Davutoğulu’nun  basın toplantısında “Bulgaristan Türkiye’nin Avrupa Birliği kapısıdır” sözleri kamuoyunda olumlu yorumlarken, milliyetçiler “Yeni Osmanlıcılar bizi istila edecek” şeklinde yaygara kopardı. NATO angajmanı çerçevesinde Türkiye askeri hava kuvvetlerinin Bulgar hava sahasını korumasına karşı çıktılar. Kamu ve özel radyo ve TV yayınları hakkında açılmış birkaç holiganlık davası olan parti başkanı V. Siderov ile etrafına topladığı milletvekillerinden M. Taşeva ile P. Şopov Türkiye’nin Avrupa Birliği üyeliğinin  “Avrupa’da Hristiyanlığı ve medeniyeti yok edecek” iddialarına dikkate almadı, yayınlarda yer vermedi. 2.5 milyon savaş kaçağı ve sığınmacıya kanat açan Türkiye devletinin barış ve güvenlik siyasetini karalama yeltenişleri ise alayla karşılandı.
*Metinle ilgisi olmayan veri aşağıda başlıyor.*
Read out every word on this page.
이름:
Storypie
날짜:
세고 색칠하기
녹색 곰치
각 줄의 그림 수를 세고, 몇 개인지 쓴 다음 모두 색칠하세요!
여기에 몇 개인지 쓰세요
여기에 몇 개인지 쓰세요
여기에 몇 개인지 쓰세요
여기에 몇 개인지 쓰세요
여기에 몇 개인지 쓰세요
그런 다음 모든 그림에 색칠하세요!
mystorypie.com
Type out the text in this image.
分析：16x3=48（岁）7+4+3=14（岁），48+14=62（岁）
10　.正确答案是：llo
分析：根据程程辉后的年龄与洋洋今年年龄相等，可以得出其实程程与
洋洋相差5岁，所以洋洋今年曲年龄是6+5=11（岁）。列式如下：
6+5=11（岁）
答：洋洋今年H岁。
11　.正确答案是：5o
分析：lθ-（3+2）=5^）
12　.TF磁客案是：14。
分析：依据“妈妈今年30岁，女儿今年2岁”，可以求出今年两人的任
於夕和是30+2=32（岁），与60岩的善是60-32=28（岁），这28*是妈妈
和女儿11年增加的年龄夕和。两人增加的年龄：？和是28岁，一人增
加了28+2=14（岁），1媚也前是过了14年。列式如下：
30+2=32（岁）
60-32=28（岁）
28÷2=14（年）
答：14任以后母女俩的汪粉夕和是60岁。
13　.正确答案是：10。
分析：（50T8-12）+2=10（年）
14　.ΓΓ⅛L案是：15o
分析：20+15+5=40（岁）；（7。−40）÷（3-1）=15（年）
Biz Bulgaristanlı Türk için aydın, yaratıcı ve dernek yöneticileriyle görüşme çok önemli oldu. Vurgulanması gereken en önemli nokta, Sayın Davutoğulu’nun Türk kimliğiyle gurur duyan gençlere hitaben “82 milyonluk Türkiye” yanınızdayız demesi bir ilk oldu. 1.5 milyon Türkün yaşadığı Bulgaristan’a karşı politikanın çok özel olduğunu hazır bulunanlar his etme fırsatı buldu.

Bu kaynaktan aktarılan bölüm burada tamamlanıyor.